The role of progesterone and progestins in menopause medicine as part of HRT, however, has been more controversial. Progesterone was not always a part of HRT. The effectiveness of estrogen to reduce menopausal symptoms led the Food and Drug Administration (FDA) to approve diethylstilbestrol (DES) in 1941 and Premarin® in 1942. As a result, estrogen use soared in the 1960s and early 1970s until mid-1970 when reports of estrogen-related endometrial hyperplasia and cancer began to appear. The addition of a progestin to counter the stimulatory effect of estrogen on the endometrium resulted in PremPro®, a combination of Premarin®, a conjugated group of estrogens derived from the urine of pregnant mares and medroxyprogesterone acetate, a progestin. This product was employed in the Women’s Health Initiative (WHI), a study with the intent to prove the efficacy of menopausal hormones for bone and heart health. Instead it demonstrated a small increased risk of breast cancer, a shocking result that was not found in the second arm of that study that only employed Premarin® for women who did not have a uterus. The use of all HRT plummeted after 2002 when the results were published and the study prematurely stopped. Today, current thinking is that the responsible agent was the progestin when combined with Premarin®.

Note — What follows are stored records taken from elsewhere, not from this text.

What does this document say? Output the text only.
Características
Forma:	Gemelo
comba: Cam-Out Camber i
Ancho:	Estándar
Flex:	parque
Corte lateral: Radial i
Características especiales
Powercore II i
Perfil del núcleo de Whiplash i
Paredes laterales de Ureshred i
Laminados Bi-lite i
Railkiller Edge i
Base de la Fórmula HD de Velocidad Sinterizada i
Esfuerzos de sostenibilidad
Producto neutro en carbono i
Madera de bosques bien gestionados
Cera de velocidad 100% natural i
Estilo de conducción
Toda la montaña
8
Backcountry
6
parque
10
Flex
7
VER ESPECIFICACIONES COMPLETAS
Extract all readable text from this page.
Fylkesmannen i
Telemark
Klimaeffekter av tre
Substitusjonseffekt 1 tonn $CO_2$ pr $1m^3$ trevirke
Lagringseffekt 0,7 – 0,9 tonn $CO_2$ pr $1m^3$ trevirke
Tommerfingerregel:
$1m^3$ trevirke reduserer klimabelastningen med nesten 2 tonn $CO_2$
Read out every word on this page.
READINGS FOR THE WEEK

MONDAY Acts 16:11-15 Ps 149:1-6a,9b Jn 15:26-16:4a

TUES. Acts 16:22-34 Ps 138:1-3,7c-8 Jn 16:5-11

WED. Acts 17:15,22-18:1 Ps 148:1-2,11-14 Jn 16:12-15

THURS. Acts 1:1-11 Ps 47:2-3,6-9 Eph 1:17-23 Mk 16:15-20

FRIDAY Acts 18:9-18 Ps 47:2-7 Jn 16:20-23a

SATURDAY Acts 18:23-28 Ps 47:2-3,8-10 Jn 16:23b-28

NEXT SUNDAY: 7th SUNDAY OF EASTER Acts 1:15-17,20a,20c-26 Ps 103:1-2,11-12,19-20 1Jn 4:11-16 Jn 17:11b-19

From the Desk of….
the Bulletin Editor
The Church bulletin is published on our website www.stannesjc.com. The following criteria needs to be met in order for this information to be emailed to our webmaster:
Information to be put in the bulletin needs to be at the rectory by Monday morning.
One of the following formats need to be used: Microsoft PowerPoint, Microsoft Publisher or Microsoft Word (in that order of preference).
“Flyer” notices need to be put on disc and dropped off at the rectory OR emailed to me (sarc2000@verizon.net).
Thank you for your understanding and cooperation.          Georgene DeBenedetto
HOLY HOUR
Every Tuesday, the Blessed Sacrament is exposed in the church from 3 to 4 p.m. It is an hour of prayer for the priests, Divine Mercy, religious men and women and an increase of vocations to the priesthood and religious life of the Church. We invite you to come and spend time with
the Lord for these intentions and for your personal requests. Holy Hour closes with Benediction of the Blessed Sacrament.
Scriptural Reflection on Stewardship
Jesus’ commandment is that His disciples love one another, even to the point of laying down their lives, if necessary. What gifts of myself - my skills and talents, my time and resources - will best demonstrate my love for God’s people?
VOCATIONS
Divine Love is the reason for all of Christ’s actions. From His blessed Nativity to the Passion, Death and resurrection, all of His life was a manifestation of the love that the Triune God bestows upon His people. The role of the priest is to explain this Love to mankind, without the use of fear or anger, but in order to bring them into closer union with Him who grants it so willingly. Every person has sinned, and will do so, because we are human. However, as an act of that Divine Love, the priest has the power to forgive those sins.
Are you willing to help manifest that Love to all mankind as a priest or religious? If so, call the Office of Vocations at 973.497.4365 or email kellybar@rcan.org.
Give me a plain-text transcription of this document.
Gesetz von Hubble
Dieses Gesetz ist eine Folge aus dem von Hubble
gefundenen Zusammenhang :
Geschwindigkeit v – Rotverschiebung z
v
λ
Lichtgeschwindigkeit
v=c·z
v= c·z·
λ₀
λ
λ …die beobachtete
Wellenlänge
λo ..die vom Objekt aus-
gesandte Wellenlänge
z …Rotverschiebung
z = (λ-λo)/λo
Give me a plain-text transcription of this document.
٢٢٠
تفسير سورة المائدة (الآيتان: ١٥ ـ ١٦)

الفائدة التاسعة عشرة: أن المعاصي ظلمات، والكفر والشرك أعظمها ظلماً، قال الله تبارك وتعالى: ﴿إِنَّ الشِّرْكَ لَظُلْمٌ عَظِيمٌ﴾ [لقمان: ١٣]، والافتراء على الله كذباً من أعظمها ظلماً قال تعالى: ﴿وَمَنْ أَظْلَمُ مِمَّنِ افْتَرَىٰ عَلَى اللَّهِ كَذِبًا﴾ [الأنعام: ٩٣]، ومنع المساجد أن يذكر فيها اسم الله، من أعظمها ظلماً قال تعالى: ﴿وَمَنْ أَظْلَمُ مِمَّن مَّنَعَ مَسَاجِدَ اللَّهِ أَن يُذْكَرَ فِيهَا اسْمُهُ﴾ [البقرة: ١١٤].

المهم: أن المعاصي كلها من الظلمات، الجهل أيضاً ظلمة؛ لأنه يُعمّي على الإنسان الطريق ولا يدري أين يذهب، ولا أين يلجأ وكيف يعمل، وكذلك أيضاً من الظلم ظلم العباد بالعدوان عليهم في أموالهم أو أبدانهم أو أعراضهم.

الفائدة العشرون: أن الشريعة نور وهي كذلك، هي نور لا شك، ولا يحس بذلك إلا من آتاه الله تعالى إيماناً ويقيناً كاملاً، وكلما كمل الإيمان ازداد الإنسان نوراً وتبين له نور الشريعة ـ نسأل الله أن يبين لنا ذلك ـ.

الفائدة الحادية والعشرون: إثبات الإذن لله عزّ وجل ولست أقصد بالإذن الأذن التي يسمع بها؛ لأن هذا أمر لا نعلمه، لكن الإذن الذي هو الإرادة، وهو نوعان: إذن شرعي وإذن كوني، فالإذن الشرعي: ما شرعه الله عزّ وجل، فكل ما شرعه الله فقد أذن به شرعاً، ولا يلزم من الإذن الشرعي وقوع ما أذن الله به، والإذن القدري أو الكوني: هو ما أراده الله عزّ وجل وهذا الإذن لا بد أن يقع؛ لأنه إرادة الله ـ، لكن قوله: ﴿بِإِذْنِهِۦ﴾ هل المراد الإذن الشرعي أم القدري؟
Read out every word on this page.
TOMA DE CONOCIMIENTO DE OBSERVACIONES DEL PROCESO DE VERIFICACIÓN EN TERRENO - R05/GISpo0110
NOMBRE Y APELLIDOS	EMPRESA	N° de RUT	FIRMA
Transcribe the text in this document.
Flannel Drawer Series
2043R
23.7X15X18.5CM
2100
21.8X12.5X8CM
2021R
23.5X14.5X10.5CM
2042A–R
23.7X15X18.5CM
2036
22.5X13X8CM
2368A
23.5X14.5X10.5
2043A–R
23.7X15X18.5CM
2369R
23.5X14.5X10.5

Modern HRT requires that a menopausal woman with a uterus who is on estrogen must take some type of progesterone. While progestins are still used by some, oral micronized progesterone has become the standard. Some have used a daily dose of 100 mg. Others use 200 mg for 14 days at the end of every three months. But, premenstrual-like discomfort often is described as a side effect of this higher dose. Because oral progesterone must be absorbed by the intestine and has a “first pass” through the liver, this route often is bypassed by using progesterone as a vaginal suppository. Studies of infertility patients on progesterone indicate that the vaginal route is a more effective way to deliver progesterone to the uterus.

The science of hormones continues to have its champions and its critics. Still, progress is being made as scientists and clinicians combine laboratory and clinical studies to improve women’s health.